Field Studio is a collaboration of Hannah Ayers and Lance Warren, married documentary filmmakers based in Richmond, Virginia. We make story-driven media at the intersection of history and social justice.
Our first film, That World is Gone: Race and Displacement in a Southern Town, won the Audience Award for Short Documentary at the 2010 Virginia Film Festival. Our second film, An Outrage (an-outrage.com), about lynching in the American South, premiered at the Smithsonian Museum of American History in March 2017. The Southern Poverty Law Center has deployed the film and a comprehensive curriculum to its Teaching Tolerance network of nearly 500,000 teachers. We’ve toured the film to festivals, universities, and museums, reaching 85 venues in 26 states. We serve on the Virginia General Assembly’s Working Group on the History and Legacy of Lynching in Virginia, and are developing a community discussion guide to ensure that An Outrage continues to serve as a tool for productive conversations about racial violence.
In June 2017, we received a grant from Virginia Humanities to produce The Hail-Storm: John Dabney in Virginia, a hidden history of an astounding African American restaurateur. The Hail-Storm premiered in November 2017 at the sold-out, third-annual John Dabney Dinner, a signature event of Richmond's Fire, Flour & Fork food festival. In February 2018, the film launched programming for Black History Month on WCVE and WHTJ, Central Virginia PBS affiliates. The film was nominated for a Capital Region Emmy in May 2019. The Hail-Storm, along with a viewer discussion guide, recipes, and web extras, is also freely available on the film's website (hailstormdabney.com).
Our short documentary about Woke Vote, a political coalition working to mobilize black millennials to shake up electoral politics, was published by Facing South in May 2019. The progressive online magazine also published an essay written by us. Woke Vote will tour festivals in fall 2019.
Our work extends to other forms of media and to other urgent issues of social justice. In 2016, we produced the multimedia project Richmond Justice (richmondjustice.org), documenting the criminal justice system through portraits, text, audio, and video. In May 2017, we were selected to join the inaugural class of Visiting Artists sponsored by the Richmond Memorial Health Foundation to create video stories about health equity.
Our current work includes a new public television series, The Future of America’s Past, exploring sites of hard and complicated history. And we’re creating a series of videos for Teaching Tolerance to help K-12 educators teach the history of slavery.

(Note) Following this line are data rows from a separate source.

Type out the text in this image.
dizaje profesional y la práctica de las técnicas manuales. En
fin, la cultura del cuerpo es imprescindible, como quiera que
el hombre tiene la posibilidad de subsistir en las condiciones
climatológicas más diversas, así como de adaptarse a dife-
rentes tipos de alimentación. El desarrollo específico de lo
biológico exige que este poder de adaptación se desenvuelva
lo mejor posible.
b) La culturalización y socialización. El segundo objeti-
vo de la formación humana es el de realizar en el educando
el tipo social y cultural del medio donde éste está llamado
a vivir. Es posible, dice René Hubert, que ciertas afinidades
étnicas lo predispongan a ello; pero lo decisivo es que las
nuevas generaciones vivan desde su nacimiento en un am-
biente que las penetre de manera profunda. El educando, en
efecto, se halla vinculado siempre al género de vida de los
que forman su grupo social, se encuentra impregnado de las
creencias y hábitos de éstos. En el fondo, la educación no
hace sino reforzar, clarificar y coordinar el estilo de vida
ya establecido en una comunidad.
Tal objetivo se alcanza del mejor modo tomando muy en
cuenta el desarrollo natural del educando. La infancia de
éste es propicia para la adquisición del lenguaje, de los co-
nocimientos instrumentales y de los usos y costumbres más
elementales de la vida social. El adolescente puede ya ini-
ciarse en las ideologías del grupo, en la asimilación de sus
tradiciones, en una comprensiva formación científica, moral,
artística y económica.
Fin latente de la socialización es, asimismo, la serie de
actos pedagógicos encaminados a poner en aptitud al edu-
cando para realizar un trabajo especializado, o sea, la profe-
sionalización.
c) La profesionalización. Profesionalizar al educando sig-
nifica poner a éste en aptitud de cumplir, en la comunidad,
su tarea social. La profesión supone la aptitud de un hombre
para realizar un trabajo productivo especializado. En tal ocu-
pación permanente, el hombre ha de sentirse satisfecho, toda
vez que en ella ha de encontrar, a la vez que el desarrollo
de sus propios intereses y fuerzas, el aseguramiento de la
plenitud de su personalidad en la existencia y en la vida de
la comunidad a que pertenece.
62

Hannah was raised in Charlottesville, Virginia, and attended the College of William & Mary and Columbia University. Her background is in history, nonprofit development, and multimedia storytelling. Previously, Hannah supported fundraising and communications efforts at the human rights video advocacy organization WITNESS. Hannah serves on the Board of the Black History Museum and Cultural Center of Virginia.
Lance was raised in Virginia. He studied history and politics at Syracuse University and Brandeis University, focusing on civil rights and social justice in the twentieth century United States. From 2010-2016 he supported the work of the Gilder Lehrman Institute of American History, producing online courses, video series, and virtual field trips for history teachers across the country. Lance’s writing has been published by Longreads and Facing South.